By Rubem Fonseca

Translated from the Portuguese

By Clifford E. Landers

Dutton. 249 pp. $18.95

FOR A HUNDRED years and more, novelists born into the Portuguese language have been denied the universal literary fame they might otherwise have won. It's true of Portugal's great Eca de Queiroz and Brazil's equally great or greater Machado de Assis.

Even as Latin American writing enjoys great popularity in English and a new novel by Garcia Marquez or Vargas Llosa or Fuentes or Allende stirs plenty of excitement, new work of the same caliber by Brazilians like Scliar or Lispector or Franca reaches relatively few readers.

In 1986, Rubem Fonseca's 1983 novel, High Art, was published here and caused hardly a ripple. Last year, I asked Moacyr Scliar, himself a winner of the Casa de las Americas prize and a much-feted literary hero in his native Brazil, what was the single most exciting literary news in his country. Who was everybody reading and talking about? He didn't hesitate. "Rubem Fonseca," he said. Now Fonseca's 1985 novel, Bufo and Spallanzani, is available in English. It has already been a sensation in Europe, and it has every right to be a sensation in North America. Readers of Cortazar and Cabrera Infante should like it. Fans of Felipe Alfau should like it. Lovers of Umberto Eco and Julian Barnes should like it. For that matter, fans of Jim Thompson should like it, because Fonseca writes like an intellectualized Thompson, one who has gone to good schools but survived with his senses -- and his sense of humor -- intact.

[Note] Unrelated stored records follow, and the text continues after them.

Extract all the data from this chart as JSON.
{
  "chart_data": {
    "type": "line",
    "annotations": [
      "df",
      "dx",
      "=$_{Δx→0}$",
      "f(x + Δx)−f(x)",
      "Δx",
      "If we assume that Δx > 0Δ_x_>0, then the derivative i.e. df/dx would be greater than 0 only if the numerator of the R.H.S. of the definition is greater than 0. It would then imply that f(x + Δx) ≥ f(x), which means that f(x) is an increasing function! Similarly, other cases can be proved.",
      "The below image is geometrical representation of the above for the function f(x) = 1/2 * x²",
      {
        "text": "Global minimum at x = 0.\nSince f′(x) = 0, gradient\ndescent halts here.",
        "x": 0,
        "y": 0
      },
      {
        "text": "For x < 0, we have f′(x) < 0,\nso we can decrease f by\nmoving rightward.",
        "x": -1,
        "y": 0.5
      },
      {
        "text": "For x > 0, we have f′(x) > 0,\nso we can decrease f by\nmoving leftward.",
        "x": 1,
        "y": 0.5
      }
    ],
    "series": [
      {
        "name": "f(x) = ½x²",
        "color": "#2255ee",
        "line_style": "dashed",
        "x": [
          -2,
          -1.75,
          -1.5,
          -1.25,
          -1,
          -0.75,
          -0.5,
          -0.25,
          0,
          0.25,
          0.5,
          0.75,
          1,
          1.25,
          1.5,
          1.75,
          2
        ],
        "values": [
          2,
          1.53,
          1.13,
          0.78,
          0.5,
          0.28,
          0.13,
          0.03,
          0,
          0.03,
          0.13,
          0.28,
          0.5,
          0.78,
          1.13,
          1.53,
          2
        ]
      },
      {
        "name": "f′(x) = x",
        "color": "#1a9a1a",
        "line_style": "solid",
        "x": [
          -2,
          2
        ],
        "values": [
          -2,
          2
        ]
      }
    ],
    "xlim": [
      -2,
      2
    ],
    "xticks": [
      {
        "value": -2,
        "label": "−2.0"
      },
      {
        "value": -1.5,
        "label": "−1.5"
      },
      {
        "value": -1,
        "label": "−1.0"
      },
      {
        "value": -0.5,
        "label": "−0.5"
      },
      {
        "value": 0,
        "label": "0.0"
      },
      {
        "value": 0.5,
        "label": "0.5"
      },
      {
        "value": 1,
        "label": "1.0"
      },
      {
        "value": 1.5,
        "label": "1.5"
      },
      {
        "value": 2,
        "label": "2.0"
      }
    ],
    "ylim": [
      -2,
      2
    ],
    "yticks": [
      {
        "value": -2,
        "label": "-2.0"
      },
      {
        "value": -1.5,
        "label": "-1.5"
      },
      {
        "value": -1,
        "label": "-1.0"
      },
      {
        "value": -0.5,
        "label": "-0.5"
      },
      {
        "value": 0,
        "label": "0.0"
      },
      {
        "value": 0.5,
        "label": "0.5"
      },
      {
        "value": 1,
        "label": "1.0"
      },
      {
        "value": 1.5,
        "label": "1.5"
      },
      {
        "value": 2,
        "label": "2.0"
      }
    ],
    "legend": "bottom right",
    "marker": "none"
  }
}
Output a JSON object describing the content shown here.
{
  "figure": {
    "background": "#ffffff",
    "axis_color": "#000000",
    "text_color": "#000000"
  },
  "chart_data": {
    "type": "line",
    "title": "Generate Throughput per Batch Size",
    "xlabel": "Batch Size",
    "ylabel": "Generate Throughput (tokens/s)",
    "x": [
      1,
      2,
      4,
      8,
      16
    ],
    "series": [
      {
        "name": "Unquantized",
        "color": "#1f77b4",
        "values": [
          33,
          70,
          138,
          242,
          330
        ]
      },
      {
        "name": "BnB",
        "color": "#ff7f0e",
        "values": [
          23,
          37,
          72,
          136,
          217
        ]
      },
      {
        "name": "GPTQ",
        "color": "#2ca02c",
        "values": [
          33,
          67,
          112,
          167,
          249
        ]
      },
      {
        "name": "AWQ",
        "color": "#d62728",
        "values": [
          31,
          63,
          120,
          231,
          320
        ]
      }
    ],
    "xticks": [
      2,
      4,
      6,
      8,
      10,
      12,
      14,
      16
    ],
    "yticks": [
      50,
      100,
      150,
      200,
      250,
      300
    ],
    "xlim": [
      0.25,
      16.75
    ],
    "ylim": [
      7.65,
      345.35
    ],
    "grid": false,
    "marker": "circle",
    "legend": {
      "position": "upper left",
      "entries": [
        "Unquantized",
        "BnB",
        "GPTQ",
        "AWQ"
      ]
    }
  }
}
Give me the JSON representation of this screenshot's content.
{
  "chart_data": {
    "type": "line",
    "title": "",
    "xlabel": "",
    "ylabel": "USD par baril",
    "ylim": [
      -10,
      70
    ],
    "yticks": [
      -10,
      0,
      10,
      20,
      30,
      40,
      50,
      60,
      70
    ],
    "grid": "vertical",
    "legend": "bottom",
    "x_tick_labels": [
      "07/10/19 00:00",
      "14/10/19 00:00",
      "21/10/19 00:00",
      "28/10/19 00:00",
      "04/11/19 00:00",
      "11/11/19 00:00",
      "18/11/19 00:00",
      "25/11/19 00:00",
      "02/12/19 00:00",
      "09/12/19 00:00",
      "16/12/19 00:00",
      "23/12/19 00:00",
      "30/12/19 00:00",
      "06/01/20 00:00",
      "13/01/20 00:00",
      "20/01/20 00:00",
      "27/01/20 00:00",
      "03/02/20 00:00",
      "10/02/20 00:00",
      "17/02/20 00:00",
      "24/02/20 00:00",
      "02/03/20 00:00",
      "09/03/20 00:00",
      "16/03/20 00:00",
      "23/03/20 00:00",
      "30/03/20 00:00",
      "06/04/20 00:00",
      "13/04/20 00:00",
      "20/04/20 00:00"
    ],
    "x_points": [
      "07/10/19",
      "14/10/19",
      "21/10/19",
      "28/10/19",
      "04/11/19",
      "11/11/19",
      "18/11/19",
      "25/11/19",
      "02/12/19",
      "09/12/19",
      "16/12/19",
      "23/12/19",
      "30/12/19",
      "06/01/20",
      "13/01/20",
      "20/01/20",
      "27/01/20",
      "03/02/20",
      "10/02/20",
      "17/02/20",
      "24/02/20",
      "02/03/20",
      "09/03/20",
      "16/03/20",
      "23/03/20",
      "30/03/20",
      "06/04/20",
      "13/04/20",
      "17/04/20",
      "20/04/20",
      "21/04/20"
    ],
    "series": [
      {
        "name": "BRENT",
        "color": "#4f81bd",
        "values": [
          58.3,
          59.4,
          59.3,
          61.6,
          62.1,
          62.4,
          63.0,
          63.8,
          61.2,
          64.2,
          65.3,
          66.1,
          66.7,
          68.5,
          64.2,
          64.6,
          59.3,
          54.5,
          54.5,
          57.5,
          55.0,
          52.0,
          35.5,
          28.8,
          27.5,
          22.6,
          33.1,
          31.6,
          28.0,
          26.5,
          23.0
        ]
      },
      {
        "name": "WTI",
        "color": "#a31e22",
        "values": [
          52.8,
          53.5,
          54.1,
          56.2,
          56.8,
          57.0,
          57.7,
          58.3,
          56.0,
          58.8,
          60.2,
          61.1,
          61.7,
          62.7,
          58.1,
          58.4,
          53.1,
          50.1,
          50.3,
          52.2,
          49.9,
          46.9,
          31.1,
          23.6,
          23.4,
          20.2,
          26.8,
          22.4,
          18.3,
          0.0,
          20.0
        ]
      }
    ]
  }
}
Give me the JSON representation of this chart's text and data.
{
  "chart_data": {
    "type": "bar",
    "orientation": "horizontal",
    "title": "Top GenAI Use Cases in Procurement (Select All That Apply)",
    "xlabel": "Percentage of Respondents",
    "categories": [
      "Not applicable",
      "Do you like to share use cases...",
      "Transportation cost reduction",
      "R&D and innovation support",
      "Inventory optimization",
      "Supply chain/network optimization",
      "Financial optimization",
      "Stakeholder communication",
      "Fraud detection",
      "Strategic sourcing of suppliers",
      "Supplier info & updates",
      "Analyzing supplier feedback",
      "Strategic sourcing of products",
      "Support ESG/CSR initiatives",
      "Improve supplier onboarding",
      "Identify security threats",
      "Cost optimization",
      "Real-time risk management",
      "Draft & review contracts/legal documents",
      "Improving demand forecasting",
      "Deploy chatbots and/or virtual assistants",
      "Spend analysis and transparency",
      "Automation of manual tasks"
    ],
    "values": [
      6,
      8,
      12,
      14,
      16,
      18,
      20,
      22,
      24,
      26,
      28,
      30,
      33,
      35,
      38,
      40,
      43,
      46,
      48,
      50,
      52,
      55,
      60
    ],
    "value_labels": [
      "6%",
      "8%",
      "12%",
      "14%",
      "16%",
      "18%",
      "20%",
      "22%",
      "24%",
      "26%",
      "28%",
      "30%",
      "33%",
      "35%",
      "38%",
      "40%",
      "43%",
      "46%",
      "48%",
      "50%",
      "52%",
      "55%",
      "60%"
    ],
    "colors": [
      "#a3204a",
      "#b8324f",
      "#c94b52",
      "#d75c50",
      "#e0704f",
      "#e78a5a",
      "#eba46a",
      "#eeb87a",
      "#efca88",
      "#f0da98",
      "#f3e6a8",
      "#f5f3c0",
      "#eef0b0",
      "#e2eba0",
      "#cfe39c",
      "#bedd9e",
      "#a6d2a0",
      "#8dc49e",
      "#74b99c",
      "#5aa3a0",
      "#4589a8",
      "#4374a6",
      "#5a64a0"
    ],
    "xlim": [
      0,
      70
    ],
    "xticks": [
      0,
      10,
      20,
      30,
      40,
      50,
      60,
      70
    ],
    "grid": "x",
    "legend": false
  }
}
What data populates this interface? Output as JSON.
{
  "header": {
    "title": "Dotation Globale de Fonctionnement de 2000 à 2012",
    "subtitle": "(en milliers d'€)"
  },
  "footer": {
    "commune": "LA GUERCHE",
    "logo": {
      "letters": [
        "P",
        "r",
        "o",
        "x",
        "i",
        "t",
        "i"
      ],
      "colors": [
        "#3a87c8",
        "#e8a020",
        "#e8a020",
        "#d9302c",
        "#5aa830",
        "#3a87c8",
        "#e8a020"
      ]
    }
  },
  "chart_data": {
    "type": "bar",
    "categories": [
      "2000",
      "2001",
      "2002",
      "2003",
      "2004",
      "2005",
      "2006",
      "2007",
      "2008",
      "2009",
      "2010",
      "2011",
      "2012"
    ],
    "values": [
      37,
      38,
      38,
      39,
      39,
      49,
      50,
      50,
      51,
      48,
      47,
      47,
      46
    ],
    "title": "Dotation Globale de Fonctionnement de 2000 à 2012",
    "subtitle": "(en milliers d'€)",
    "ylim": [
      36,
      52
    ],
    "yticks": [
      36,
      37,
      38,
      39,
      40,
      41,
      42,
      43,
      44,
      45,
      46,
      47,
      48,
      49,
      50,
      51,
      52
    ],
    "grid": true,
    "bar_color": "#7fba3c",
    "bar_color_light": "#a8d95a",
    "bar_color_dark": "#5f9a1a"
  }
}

Fonseca's narrator here is a famous Brazilian novelist who sets things going on a high literary plane with references, in the first chapter alone, to Tolstoy, Flaubert, Simenon, St. John Perse, Moravia, Maupassant, Baudelaire, Brazilian poet Murilo Mendes and, for good measure, Fonseca himself. (The novelist has also chosen his pen name, Gustavo Flavio, in particular homage to Flaubert.) There is also much talk about a dark dream involving Tolstoy, detailed description of a woman's body, unexpected sexual impotence, the difficulties of writing well, adultery, underwear, the efficacy of speaking French with bourgeois women and the relationship of poetry to carnal matters, all of which -- as things develop -- the book itself is about. But it is also about murder, detection, guilt and innocence, the creative process, music, art, food, sex, death, torture and frogs.

The murder -- of the narrator's adulterous lover -- happens early on, followed by a surprising confession that can't, it seems, be true. In structure, the novel then takes the classic route of North American detective fiction, a body of literature that has colored all of Fonseca's work, as it has that of many other Latin American writers. The current crime raises memories of past crimes and guilty secrets. Likely suspects abound. Motives multiply. Threats increase. The police get warm but keep missing the point. Another murder occurs in a remote mountain retreat. Nothing is what it seems. And guilt -- the guilt of a world that makes crime and falseness possible -- is everywhere.

"The writer must be essentially a subversive," the narrator declares, "and his language can be neither the bamboozlement of the politician (and the educator) nor the repression of the ruler. Our language should be that of nonconformity, nonfalsity, nonoppression. We do not wish to bring order to chaos, as some theorists suppose. We always doubt everything, including logic. A writer must be a skeptic. He must be against morality and good habits . . . Every highly intelligent means of expression is mendacious." Can such a narrator -- or such a novelist, for that matter -- be trusted? No wonder he ends his story with a question that constitutes a bold-faced challenge to the reader.

This is a smart book that's great fun to read. Translating it -- a novel about deception that may actually be deceiving the reader -- could not have been easy. Clifford E. Landers has caught all of Fonseca's grit and irony and lyricism, as well as his fast pace and fanciful speculations, and all of the narrator's subtlety and brass.

The eponymous Spallanzani, by the way, is a medieval alchemist in a novel that Gustavo Flavio is writing. Bufo is a frog. But then nothing should seem odd in a world in which, as Flavio says, "All you need to go crazy is to be sane. The healthier you are, the more severe the attack of insanity." On that basis, Bufo and Spallanzani is a very healthy book indeed.

Alan Ryan, a novelist and journalist, writes frequently about Brazilian literature. He is currently preparing for publication "The Penguin Book of Brazilian Short Stories."